Freud proposed that all behavior is essentially social manifestations of infantile instincts. These instincts are either sexual or aggressive. The psyche consists of the id, the ego and the super-ego. The id is purely instinct, or libido. The super-ego is the conscience or internalized parent. The ego is the rational intellect that balances the id and the super-ego. Freud believed that healthy men reconcile their id with their ego and abandon infantile issues. Experts on psychological development argue that Freud's theory ignores the factor of free will in both individual and societal behavior. Freud's theory has been characterized as both deterministic and mechanic. Jacob (1993) noted that according to Freud, "man is a prisoner of his lower unconscious and therefore deprived of a capacity for ethical behavior".
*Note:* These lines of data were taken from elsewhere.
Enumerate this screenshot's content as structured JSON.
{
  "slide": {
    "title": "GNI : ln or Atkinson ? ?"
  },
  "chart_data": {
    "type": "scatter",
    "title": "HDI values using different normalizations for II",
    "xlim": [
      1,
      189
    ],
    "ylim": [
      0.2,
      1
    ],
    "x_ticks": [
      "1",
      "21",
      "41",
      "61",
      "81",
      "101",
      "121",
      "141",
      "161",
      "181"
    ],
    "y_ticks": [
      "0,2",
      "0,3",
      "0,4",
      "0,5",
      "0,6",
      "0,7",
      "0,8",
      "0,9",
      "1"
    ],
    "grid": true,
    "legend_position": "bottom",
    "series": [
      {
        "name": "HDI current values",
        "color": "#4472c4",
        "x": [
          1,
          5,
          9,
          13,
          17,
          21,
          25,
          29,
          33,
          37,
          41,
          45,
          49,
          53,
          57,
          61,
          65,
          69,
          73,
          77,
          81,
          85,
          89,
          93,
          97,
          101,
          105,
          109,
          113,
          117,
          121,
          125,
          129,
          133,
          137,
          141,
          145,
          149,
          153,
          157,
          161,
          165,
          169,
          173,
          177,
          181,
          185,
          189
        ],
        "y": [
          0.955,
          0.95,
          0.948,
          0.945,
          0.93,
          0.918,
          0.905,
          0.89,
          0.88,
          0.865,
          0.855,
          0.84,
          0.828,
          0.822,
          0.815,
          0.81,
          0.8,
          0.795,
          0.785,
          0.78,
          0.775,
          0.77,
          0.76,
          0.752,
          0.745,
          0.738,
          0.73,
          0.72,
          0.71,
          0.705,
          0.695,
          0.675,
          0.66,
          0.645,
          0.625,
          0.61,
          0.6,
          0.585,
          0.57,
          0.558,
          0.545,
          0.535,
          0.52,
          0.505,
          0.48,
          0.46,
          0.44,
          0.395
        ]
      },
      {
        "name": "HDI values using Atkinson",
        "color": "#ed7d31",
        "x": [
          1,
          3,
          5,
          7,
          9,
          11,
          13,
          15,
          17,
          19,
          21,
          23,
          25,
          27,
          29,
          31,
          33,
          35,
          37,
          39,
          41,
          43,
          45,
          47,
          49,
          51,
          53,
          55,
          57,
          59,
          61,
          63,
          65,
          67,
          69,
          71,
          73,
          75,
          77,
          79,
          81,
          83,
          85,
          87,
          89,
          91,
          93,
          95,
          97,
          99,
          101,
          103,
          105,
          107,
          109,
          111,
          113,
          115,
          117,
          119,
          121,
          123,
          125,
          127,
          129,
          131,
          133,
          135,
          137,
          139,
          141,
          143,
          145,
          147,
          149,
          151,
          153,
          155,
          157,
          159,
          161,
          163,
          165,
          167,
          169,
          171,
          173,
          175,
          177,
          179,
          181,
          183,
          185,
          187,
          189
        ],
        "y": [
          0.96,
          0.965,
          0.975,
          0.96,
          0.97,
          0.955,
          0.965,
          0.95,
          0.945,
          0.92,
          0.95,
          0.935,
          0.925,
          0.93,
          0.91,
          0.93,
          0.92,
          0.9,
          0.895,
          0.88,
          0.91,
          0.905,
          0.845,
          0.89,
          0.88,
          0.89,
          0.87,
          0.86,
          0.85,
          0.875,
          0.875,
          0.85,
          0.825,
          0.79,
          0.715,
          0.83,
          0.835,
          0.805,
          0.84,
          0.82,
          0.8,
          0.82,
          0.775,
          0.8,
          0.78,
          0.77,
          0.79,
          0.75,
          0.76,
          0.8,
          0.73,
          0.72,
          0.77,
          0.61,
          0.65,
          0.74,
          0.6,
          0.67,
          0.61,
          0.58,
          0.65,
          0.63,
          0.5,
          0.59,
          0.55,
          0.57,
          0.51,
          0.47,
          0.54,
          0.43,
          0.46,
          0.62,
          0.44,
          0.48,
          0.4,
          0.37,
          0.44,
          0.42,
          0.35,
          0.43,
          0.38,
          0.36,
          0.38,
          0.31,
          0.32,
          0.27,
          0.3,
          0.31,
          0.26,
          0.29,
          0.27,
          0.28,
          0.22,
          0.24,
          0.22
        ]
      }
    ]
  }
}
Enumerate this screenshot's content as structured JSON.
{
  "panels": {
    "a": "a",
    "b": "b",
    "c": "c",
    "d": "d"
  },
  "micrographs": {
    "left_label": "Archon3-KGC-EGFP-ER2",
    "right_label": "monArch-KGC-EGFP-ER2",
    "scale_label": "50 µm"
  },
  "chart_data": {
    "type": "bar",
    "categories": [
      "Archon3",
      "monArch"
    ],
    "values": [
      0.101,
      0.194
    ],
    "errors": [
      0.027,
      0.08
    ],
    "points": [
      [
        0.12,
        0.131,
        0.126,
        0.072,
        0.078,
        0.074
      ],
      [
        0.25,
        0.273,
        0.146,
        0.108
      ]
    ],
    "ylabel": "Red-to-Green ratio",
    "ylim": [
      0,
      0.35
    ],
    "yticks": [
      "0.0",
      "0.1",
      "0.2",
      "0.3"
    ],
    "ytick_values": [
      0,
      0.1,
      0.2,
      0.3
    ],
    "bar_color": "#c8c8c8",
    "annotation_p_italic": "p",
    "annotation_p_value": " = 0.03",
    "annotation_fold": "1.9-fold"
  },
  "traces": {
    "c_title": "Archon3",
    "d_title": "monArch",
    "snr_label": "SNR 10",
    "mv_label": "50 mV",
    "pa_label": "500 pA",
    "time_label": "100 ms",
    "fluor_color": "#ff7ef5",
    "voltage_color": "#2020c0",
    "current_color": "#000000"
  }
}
From Freud's basic structural theory about ego a school of thought was created, known as ego, or structural, psychology. Ego psychologists studied the behavioral mode of defense and disguise, and how the ego affected character, cognition, affect and behavior. They believed that ego developed from unconscious conflicts. Ego development occurred in the context of caregivers, including that of a primary caregiver. Infants depend on the love, care and communication with a mother figure in order to develop a healthy ego. Development could be altered or arrested if an infant's relationship with the primary caregiver was not formed or was broken. This could lead to psychic dissolution or even death. During early childhood, autonomous ego functions such as perception, motility, memory, language, symbolism and awareness of reality would all occur in the development sequence of the ego.
Studies that support ego psychology concepts include those conducted by Jacobson in 1964. She found that representations of the self and objects shifted from a fused, undifferentiated matrix in infancy to defined separations between ego and environment in toddlerhood. She also proposed that psychosis was characterized by regression of self and objects representations. In 1975, Mahler theorized that although infants may be pre-adapted to separate themselves from non-self beings, they were not equipped to form a stable personal identity. She believed that infants progressed through stages of separation and individuation between six months to two years of age. Much like meta-psychology, ego psychology became less popular as researchers turned toward studies of measurable constructs. Today's structural theorists take into account genetic, developmental and environmental considerations.
A student of Freud's was Carl Jung. They were close friends until Jung disagreed with Freud's concept of libido. Jung felt that the psyche was motivated by the opportunity to reach its potential. The psyche, Jung reasoned, consisted of the ego, the personal unconscious and the collective unconscious. The ego consists of the conscious mind. The personal unconscious is the collection of personal experiences that are stored below the level of awareness, or may be repressed. The collective unconscious was the whole of the human experience, consisting of archetypes, shared by humanity. Jung felt that infants were not blank slates. Instead, they contained the collective unconscious, which provided patterns for growth and survival. The driving factor for ego development was the archetype of the self. This concept provides infants with the ability to balance good and bad feelings, which eventually leads one to form ego consciousness. Growth and maturation occur through this process
Modern society has taken the term ego to represent a person's self-esteem. Frequently, this has negative connotations, when individuals are said to have large egos or egos that bruise easily. The term "egomaniac" has come to represent an individual with an exaggerated sense of self.